Fortunately, once the kids had had their 10 minutes and gone to bed, I could turn off the TV, unplug the infernal machine, and do something less brain-numbing.

Peterpan101 Sat 17-Nov-12 19:11:33

Charities exist for 3 reasons:
1. To allow the haves to feel better about the plight of the have-not's...
2. To allow the haves to feel better because they're helping the have-nots....
3. To influence the have-nots to behave, and not make the haves into have-nots....

I have worked for charities around the world....some of it is semi noble.....some of it is down right terrible......some of it criminal.

legoballoon Sat 17-Nov-12 19:14:01

And I'm glad I'm not the only one to think that getting Britain's wealthiest individuals to bid for luxury experiences is just rubbing salt in most people's (global recession) wounds: "We're all in it together"?

If you can really afford to spend £250k on a weekend in Monaco, shame on you for holding onto that cash when you could have donated it to a 'good cause' before, and still had your F1 jaunt. Absolutely nauseating.

Please don't say the 'B' name. I get violent. The one ending in 'O'

hazeyjane Sat 17-Nov-12 19:22:11

PeterPan, I am trying to work out which category the children's disability centre, that ds attends, fits into!

Peterpan101 Sat 17-Nov-12 19:26:45

Absolutely.....and there is NO SUCH THING as an anonymous donation!!

Chuggers know well that man/woman couples are the best targets as the man wants to impress his partner.....the same is true for anonymous donations....there's some wealthy man some where trying to impress a lady on the end of every one!!

For those who think it is a disgrace that we in the UK have charities. Even the most egalitarian societies have them...there are always poor/unfortunate somewhere that come to our rescue to be helped!!

The richer and more successful we become the more spare cash we will have to give. Help for Heroes is a good example.
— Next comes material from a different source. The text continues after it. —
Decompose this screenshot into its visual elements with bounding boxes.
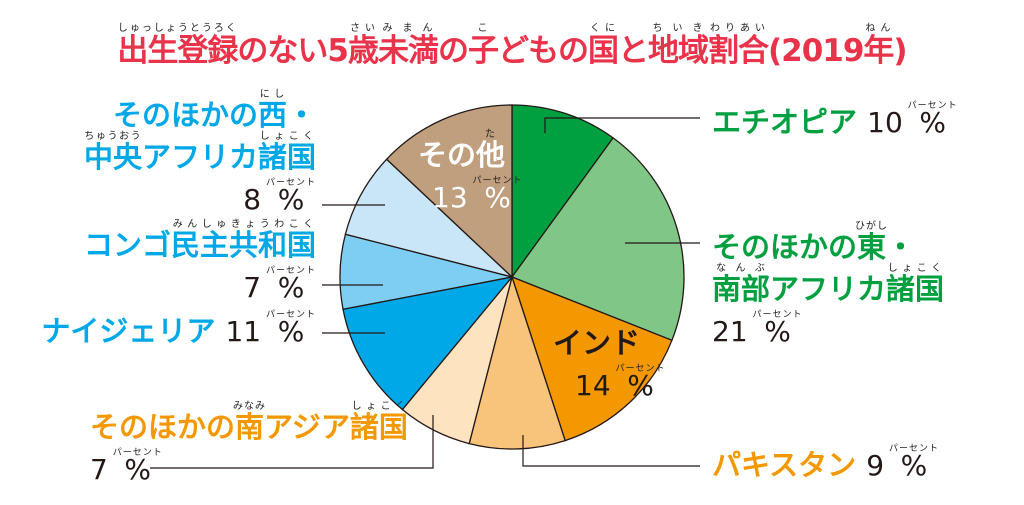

Never have our wounded soldiers been better looked after....and never have we raised so much to add to what the Govt has already given!! (thank a god, any god!).

Peterpan101 Sat 17-Nov-12 19:31:32

Hazey, I was of course talking about the people that donate.....if we had considerably more taxation, that centre could be supported by Govt funds.

But people would still want to donate to a different charity that THEY SET UP....and do it in a better making themselves feel better by doing it.

Some times the reasons why we are trying to make ourselves feel better are very personal.

stinkinseamonkey Sun 18-Nov-12 13:11:09

when there was a thread about the most aggressive outbound calling charities, and how people stopped donating to certain charities because of it (personally, shelter, who were nasty when I politely explained that I donated on an ad-hoc basis not DD because we got close to that fine line ourselves some months).. nobody got shitty with the posters who didn't like the wasy those charities were opporating

why the amnesty with CIN? why can't we be discerning and choose how to give? why is it reasonable to not like donating to buckets on shop counters (I don't because of the % that get nicked) or street DD collecters or aggressive outbound callers or charities that use shocking images etc?

I don't like how things are done in CIN week one bit! I'm not campaigning to prevent anyone else from donating, so why are some posters so defensive?

FutTheShuckUp Sun 18-Nov-12 14:00:47

Its great to open people's eyes up to what goes on out in the big wide world- how inequality in child health exists, how horrible illnesses effect children and the support thats needed to help in these situations.
However it really doesnt sit right that the BBC carries this event out when they operated a paedophile ring all those years back (probably when CIN first came to be) and a blind eye was turned to those children who were truly in need and allowed to be abused by its big names.